If the FBI and local law enforcement had followed established policy, the Valentine’s Day murder of 17 high-school students by Nikolas Cruz could very well have been stopped. Gaining less media attention, on the other hand, is the role of educational policies in the total failure to protect the students from a known threat.
As the Sun-Sentinel of Florida’s Broward County reports, Nikolas Cruz “kicked doors, cursed at teachers, fought with and threatened classmates and brought a backpack with bullets to school.” In 2014, administrators transferred Cruz to an alternative school for students with “emotional and behavioral disabilities” but two years later changed course and retuned Cruz to Marjory Stoneman Douglas High School. Cruz was banished for disciplinary violations but “never expelled from Broward schools. Legally, he couldn’t be.”
Under federal law, the U.S. Rehabilitation Act of 1973, Nikolas Cruz had a right to a “free and appropriate” education at a public school. As special education lawyer Stephanie Langer told the Sun-Sentinel, “You can’t just kick kids out of the public schools because you are afraid of them, or because they are hard to educate.” In Parkland, Florida, that notion overrode the right of other students to an education free from fear, and as it turned out, deprived them of their right to life as well.
Broward County Schools superintendent Robert Runcie refused to reveal Nikolas Cruz’s school records and told reporters he had no “knowledge” of Cruz’s threats while a student. As Runcie told the American Prospect in 2013, he sought to close the “racial achievement” gap and noticed a “huge differential in minority students, black male students in particular, in terms of suspensions and arrests.”
Runcie fought against “zero tolerance” policies and implemented a code that “prohibited arrests in some circumstances, and developed alternatives to suspension.” Instead of suspensions, students are referred to the PROMISE program, in which they receive counseling then return to school.

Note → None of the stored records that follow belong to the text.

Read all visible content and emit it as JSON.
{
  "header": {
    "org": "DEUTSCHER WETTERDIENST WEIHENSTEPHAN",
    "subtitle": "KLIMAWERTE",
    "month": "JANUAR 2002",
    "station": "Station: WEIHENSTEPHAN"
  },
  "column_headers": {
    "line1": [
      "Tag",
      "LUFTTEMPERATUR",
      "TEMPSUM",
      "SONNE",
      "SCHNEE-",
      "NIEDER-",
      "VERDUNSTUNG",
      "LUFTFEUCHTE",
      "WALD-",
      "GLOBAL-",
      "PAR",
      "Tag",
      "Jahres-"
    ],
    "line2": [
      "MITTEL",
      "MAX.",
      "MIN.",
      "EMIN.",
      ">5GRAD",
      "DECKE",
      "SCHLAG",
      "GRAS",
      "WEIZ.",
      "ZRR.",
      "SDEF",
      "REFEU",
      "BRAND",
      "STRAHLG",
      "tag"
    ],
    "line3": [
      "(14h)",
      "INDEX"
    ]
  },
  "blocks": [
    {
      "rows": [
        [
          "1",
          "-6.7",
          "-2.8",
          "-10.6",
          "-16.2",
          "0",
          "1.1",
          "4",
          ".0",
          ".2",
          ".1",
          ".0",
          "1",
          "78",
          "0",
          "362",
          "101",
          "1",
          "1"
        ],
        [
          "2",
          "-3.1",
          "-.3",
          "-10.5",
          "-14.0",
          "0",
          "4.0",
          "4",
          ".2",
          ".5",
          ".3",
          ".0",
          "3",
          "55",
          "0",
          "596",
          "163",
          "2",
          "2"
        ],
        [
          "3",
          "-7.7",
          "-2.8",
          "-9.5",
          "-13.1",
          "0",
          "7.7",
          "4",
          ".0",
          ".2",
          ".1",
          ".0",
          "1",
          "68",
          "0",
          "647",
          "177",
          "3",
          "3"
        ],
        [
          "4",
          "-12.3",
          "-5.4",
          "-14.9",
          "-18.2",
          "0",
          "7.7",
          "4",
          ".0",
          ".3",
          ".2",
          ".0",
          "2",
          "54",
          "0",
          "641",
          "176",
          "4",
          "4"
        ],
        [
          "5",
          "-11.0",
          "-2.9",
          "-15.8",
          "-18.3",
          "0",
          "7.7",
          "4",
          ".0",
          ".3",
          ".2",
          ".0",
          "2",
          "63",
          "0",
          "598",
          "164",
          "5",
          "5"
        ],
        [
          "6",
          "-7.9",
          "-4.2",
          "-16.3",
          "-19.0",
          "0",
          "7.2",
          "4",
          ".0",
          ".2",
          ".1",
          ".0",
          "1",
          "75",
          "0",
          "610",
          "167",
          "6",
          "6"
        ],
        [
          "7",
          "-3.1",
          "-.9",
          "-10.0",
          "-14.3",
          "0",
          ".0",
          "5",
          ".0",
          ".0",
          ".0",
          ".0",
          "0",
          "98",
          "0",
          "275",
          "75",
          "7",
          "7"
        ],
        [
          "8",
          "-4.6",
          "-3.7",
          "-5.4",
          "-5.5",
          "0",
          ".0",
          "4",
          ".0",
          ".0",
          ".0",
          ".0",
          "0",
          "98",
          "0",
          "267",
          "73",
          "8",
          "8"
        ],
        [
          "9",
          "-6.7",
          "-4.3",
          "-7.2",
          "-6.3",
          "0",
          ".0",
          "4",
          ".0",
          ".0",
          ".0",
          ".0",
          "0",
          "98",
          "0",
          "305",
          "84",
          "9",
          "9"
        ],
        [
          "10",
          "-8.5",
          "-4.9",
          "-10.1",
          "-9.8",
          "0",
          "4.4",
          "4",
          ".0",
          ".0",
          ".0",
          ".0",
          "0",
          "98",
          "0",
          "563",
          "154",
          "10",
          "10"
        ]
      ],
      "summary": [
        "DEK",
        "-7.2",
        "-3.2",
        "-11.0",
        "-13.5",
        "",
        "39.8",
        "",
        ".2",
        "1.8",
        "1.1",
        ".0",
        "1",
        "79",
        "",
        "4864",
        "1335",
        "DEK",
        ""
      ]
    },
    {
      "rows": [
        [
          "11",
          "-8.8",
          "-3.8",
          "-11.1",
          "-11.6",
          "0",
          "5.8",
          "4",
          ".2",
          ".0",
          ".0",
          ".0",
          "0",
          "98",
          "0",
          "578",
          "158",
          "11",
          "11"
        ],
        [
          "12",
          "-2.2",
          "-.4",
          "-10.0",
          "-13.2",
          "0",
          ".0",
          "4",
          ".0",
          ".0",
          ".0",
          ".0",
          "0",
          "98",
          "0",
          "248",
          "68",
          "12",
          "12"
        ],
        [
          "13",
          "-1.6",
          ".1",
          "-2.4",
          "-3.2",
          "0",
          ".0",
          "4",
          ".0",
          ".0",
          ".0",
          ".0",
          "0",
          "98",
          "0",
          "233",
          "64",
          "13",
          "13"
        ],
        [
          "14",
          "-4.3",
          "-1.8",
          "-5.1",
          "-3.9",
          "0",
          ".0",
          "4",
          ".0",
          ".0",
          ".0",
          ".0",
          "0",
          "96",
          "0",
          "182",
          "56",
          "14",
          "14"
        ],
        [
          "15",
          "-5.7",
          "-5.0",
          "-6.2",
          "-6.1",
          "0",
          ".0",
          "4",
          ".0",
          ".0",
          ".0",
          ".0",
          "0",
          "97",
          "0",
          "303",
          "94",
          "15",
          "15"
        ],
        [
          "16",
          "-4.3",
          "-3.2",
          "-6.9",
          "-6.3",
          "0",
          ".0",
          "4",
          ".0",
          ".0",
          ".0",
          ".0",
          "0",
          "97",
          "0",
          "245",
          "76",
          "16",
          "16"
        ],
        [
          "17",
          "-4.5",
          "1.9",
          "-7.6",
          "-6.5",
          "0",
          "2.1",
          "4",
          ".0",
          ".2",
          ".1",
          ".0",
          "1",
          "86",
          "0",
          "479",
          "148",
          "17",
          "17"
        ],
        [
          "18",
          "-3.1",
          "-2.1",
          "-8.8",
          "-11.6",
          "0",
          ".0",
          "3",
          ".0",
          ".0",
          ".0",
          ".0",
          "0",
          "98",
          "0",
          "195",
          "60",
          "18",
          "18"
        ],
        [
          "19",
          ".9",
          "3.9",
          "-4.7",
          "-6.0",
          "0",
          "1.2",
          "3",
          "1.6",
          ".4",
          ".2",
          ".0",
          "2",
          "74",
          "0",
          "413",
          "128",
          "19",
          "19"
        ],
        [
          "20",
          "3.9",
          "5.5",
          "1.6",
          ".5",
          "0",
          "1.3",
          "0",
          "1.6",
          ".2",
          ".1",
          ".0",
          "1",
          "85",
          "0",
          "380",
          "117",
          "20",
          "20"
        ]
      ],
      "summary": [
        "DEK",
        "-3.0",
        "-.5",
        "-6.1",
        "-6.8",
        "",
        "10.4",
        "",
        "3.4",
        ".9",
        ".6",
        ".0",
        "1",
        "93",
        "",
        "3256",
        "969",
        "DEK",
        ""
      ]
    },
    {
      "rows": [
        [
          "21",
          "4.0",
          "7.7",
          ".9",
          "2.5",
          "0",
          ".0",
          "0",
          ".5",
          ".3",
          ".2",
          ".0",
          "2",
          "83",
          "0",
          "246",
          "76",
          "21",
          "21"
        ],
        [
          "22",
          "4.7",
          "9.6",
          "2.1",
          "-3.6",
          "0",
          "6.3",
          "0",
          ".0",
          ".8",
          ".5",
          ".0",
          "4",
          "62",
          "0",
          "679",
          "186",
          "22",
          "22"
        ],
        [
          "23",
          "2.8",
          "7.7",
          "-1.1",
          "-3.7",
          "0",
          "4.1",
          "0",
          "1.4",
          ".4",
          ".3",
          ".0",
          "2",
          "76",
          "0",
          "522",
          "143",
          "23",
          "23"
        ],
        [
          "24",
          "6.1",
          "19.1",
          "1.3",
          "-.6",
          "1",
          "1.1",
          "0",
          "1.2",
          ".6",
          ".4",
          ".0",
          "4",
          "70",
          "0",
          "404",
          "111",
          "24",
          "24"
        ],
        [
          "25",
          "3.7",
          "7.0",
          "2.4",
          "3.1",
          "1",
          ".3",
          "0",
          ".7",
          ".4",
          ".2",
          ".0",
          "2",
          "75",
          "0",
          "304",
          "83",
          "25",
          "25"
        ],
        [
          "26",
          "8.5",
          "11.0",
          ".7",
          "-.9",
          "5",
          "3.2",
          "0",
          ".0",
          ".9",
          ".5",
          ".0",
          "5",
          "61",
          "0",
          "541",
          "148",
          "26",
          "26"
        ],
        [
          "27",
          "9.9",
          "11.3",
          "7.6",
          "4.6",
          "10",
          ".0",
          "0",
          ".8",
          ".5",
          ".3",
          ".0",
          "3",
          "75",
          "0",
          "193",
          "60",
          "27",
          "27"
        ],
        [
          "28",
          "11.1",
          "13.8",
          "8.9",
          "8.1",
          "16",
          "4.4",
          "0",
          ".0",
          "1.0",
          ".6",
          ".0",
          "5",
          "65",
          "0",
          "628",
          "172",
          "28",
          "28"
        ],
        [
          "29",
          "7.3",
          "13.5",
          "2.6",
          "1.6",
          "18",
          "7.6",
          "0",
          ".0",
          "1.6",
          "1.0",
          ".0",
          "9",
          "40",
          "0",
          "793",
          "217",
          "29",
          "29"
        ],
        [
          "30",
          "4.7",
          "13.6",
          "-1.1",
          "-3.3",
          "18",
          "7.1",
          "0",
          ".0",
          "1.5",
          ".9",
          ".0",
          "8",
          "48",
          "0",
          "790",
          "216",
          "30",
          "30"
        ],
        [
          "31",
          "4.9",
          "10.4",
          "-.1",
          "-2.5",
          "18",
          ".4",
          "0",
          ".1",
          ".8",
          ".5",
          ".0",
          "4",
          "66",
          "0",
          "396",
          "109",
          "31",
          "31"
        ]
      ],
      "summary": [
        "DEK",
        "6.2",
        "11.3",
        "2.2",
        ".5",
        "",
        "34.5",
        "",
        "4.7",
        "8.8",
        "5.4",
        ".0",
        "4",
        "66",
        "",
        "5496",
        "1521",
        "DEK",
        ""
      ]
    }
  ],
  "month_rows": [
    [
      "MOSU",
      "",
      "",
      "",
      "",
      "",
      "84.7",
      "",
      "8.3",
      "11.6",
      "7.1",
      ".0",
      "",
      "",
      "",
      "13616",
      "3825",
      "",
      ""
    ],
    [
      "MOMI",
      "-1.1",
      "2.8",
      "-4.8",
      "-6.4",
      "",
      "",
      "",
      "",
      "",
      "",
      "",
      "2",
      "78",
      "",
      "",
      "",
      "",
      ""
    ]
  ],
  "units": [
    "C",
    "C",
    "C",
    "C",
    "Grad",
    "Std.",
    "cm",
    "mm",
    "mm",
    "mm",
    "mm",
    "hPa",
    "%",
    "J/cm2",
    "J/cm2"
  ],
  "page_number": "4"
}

Like other programs aimed at shutting down the “school-to-prison” pipeline, PROMISE aims to help “students of color,” and this opened the door for Nikolas de Jesus Cruz. Under the regime of political correctness, “Latinos” and/or “Hispanics” qualify as people of color, regardless of national origin or skin shade. So Cruz fit the “metrics” of the program and was not arrested.
In his interview with Broward County sheriff Scott Israel, Jake Tapper of CNN noted that in 2013 the local school board opted to pursue the “least punitive means of discipline” instead of arresting students for crimes.
“Were there not incidents committed by the shooter as a student,” Tapper asked, “had this new policy not been in place that otherwise he would have been arrested for and not able to legally buy a gun?”
“What you’re referring to is the PROMISE Program,” Israel responded, “And it’s giving the school the ability under certain circumstances not to call the police, not to get the police involved on misdemeanor offenses and take care of it within the school. It’s an excellent program. It’s helping many, many people.”
“What if he should be in the criminal justice system?” Tapper said. “What if he does something violent to a student? What if he takes bullets to school? What if he takes knives to schools? What if he threatens the lives of fellow students?”
“Then he goes to jail,” Israel said, to which Tapper responded, “But that’s not what happened with the shooter.” As the world knows, what happened was a mass murder that could have been prevented at several levels, starting with school.
Superintendent Runcie’s policy kept the violent Cruz safe from arrest but at this writing, nobody is calling for Runcie to resign. Likewise, the mass murder has not prompted changes to the PROMISE program that places students in danger.
Sheriff Israel has thus far retained his job. The lawyer for Scot Peterson, the armed deputy who failed to engage the shooter, is claiming that the officer is “not a coward” and acted appropriately.
Nikolas Cruz did everything but take out an ad on the Super Bowl to announce his deadly intentions. The mighty Federal Bureau of Investigation failed to follow up on explicit warnings that Cruz would shoot up a school.
After he did, FBI agents claimed deep regrets over the massacre but FBI boss Christopher Wray resisted a call to resign from Florida governor Rick Scott. A ballpark figure for FBI agents who will be disciplined or fired is zero.
In the Parkland, Florida case, political correctness, plus incompetence, plus cowardice, equals 17 deaths and fathomless sorrow for the victims’ families.
Meanwhile, according to news reports, Nikolas Cruz wants to plead guilty in return for a promise not to seek the death penalty. Prosecutors should drop back and punt on that one. If Nikolas Cruz can take 17 lives and preserve his own, add the criminal justice system to the list of failures.